After faltering last season, Mariah wants to bolster her reputation by marketing herself as a mom, handwaving the years of conflict with her daughter. She’s also trying to cement a secondary image as a fearsome mob boss, and in her private moments, she’s explosive and emotionally raw. All three of these identities share the same foundation: Mariah’s grandmother Mabel Stokes, an infamous brothel madam who is both Mariah’s role model and a source of family trauma.
Luke just wants people to recognize him as a good man. Mariah wants to look like Michelle Obama while beheading her enemies on the side.
Marvel needs to shake up the formula
You’ll notice I’ve written a lot about character and themes, but not much about the plot. That’s because Luke Cage’s crime storytelling just isn’t very interesting. This is less of an issue if you only watch one or two Marvel/Netflix series, but if you’re a completist—in other words, a Marvel fan, a TV critic, or a Netflix addict—then you’ll find some elements repetitive.
Nine seasons in, it’s impossible to miss the similarities between spinoffs. Each season is a couple of episodes too long. Every show takes a while to get going, with Luke Cage’s second season hitting its stride around episode 5. Characters often investigate mysteries where the resolution is either obvious or dull. The detective work rarely measures up to other season-long crime dramas because we’re not here for a police procedural—we’re here for the superheroism. Misty Knight may be charming when she’s hanging out with Colleen Wing or taking guys out with her robot arm, but my brain goes into screensaver mode when she starts talking about arrest warrants.

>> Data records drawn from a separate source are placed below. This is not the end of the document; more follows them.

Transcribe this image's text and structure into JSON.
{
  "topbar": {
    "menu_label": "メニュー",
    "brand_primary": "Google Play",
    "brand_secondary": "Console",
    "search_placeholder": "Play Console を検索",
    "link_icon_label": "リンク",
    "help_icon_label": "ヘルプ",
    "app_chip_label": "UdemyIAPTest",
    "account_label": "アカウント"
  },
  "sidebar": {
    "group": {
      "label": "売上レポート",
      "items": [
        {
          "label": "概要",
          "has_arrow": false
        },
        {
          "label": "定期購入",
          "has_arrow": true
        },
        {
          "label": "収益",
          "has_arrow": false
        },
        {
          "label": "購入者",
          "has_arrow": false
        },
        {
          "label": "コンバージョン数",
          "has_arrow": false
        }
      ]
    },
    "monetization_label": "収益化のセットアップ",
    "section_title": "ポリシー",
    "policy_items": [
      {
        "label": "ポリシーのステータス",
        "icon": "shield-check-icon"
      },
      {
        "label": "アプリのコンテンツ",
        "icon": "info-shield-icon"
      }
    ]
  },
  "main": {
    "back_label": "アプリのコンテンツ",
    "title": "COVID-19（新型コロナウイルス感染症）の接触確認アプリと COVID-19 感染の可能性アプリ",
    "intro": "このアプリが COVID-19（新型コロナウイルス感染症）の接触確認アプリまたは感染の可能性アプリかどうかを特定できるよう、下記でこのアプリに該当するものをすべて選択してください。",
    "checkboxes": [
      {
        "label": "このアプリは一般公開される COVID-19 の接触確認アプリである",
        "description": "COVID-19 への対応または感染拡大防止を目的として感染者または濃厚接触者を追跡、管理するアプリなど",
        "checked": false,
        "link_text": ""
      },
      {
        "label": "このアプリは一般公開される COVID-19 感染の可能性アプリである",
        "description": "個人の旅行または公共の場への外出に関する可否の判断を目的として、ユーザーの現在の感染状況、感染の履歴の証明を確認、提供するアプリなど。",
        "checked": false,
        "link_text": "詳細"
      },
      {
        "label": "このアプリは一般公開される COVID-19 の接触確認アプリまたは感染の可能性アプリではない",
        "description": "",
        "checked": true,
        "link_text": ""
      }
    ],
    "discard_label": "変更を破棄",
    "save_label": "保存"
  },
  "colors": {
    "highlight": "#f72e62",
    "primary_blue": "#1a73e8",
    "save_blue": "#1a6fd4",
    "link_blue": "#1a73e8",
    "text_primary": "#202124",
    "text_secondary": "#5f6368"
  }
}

On the plus side, Luke Cage actually managed to make Iron Fist bearable, using him as a naively goofy rich boy opposite Luke’s effortless cool.
Even still, while Luke Cage thrives when telling stories about justice and morality, it isn’t especially good at being a cop show. This may be one of Marvel’s strongest seasons to date, but the Defenders franchise needs to shake off the formula and move onto something fresh.